THE SCAVENGER'S DAUGHTER

by William G. Thompson

Pub Date: March 1st, 2012
Publisher: Kurti Publishing

Thompson’s mystery-thriller follows an ex-FBI agent on his torturous mission to discover his lover’s killer.

Jack Sturdevant has a history of insubordination—after 9/11, as an FBI agent, he became disillusioned with the agency’s internal handling of the tragedy, so he leaked classified information to a New York Times reporter. That led to the resignation of the U.S. attorney general and, after the FBI discovered his disloyalty, the end of Sturdevant’s career. Backstory plays too large a role in Thompson’s page-turner, but once the real action gets rolling, it doesn’t let up. Eventually, Sturdevant finds out that his colleague and unrequited love was murdered during an undercover investigation into a barbaric human trafficking ring.
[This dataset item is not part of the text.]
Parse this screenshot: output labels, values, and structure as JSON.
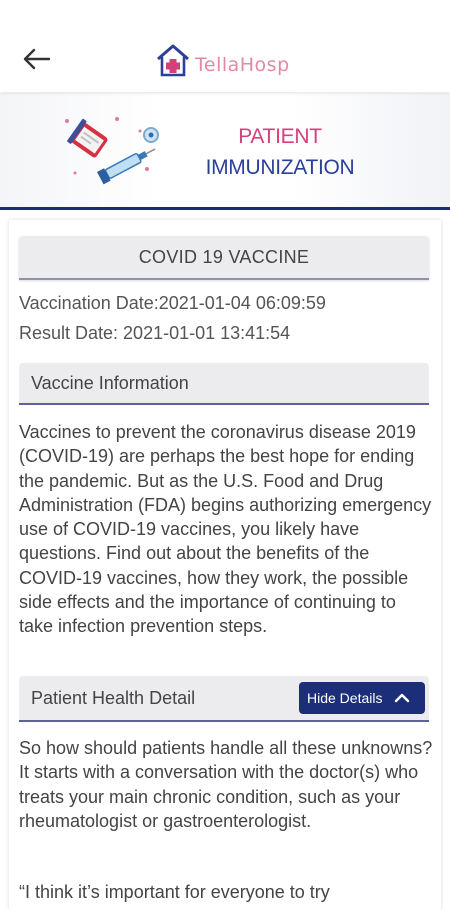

After losing his job with the FBI, Sturdevant had been living a life of leisure as the self-appointed spokesperson of the campaign to end human trafficking, so his lover’s murder during her investigation strikes him doubly deep. Jack bursts out of retirement to use all of his training and skills to avenge the death of the woman he loved—from there, it’s a somewhat unrealistic metamorphosis into a modern day Indiana Jones. Luckily, Thompson succeeds in making Sturdevant worth the emotional investment, so even though the plotline is too extreme at points, Sturdevant’s crusade of vengeance forges a taut connection with readers along for the ride. Sturdevant’s slowly revealed inner psyche exposes readers to the intense agony he feels for the woman he lost, the child he couldn’t save and his core-shaking disenchantment with bureaucracy.

Nerve-wracking with painful twists, but you won’t want to escape.